Condemned to wander forever after he kills his brother Abel, Cain makes his way through the world in the company of a personable donkey. He is a witness to and participant in the stories of Isaac and Abraham, the destruction of the Tower of Babel, Moses and the golden calf, and the trials of Job. Again and again, Cain encounters a God whose actions seem callous, cruel, and unjust. He confronts Him, he argues with Him. “And one thing we know for certain,” Saramago writes, “is that they continued to argue and are arguing still.”

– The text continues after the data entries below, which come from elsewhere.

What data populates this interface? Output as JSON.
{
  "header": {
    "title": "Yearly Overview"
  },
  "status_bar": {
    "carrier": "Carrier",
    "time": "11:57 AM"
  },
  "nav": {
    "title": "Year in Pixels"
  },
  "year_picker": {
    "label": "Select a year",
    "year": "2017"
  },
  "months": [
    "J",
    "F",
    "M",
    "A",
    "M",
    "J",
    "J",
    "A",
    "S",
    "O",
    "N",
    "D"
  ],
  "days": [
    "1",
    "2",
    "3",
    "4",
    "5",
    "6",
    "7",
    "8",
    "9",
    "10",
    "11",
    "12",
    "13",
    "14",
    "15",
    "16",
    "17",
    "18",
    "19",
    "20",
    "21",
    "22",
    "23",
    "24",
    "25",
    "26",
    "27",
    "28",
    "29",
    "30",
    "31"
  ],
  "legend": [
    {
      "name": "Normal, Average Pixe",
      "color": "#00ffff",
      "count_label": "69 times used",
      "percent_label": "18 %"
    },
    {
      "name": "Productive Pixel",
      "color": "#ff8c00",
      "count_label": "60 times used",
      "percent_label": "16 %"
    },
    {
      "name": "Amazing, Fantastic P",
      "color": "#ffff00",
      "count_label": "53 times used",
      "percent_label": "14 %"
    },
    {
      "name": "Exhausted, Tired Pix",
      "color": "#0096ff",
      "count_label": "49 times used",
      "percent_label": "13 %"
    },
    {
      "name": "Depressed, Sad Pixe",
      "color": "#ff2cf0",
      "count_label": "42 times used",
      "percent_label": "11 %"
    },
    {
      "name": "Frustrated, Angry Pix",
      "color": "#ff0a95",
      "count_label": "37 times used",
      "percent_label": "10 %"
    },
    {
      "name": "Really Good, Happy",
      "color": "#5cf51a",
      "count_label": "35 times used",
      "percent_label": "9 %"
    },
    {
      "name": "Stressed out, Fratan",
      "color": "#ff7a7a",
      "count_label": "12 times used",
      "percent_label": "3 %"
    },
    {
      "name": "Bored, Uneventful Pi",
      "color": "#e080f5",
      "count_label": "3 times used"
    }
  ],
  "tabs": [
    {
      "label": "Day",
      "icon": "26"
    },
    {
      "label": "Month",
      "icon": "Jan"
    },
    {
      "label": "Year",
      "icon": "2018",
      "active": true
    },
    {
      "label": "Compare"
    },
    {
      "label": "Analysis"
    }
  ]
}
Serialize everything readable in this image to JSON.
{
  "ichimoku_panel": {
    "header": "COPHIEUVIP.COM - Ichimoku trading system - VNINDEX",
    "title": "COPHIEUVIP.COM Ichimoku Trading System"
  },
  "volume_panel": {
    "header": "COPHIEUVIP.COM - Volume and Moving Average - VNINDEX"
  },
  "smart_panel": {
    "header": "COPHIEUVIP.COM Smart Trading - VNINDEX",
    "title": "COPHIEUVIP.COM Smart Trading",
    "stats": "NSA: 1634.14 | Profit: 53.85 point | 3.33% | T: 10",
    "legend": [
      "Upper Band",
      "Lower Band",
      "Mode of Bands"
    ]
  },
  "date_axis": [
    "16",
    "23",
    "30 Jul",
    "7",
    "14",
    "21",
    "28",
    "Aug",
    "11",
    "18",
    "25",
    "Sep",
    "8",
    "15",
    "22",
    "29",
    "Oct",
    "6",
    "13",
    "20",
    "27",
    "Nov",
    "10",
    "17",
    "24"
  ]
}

"Cain's vagabond journey builds to a stunning climax that, like the book itself, is a fitting capstone to a remarkable career."—Publishers Weekly, starred review
This ebook includes a sample chapter of Jose Saramago’s Blindness.
PUBLISHERS WEEKLY
With breathtaking imagination, acclaimed Portuguese author Saramago (1922-2010), winner of the Nobel Prize in Literature in 1998, revels in biblical themes for his final novel. When Cain, the first-born son of Adam and Eve, murders his brother in rebellion against God, God shares in the guilt ("you gods should...take the blame for all the crimes committed in your name," Cain argues) and makes Cain "a fugitive and a vagabond upon the earth." Cain's travels across a barren landscape lead him to a lusty tryst with Lilith and the witnessing, or altering, of many key events of the Old Testament (the building of the Tower of Babel; the destruction of Sodom and Gomorrah). God appears often and is defined less by his perfection than his faults; He is morally ambiguous, "can't bear to see anyone happy," and doesn't understand his powerlessness in preventing Cain's meddling. Rounding out the narrative are angels who circumvent God's will, visions of the urban modernity that the future holds, an ironic description of Darwinian evolution, and God himself touting the heliocentric theory that will cause something of a ruckus five centuries on. Cain's vagabond journey builds to a stunning climax that, like the book itself, is a fitting capstone to a remarkable career.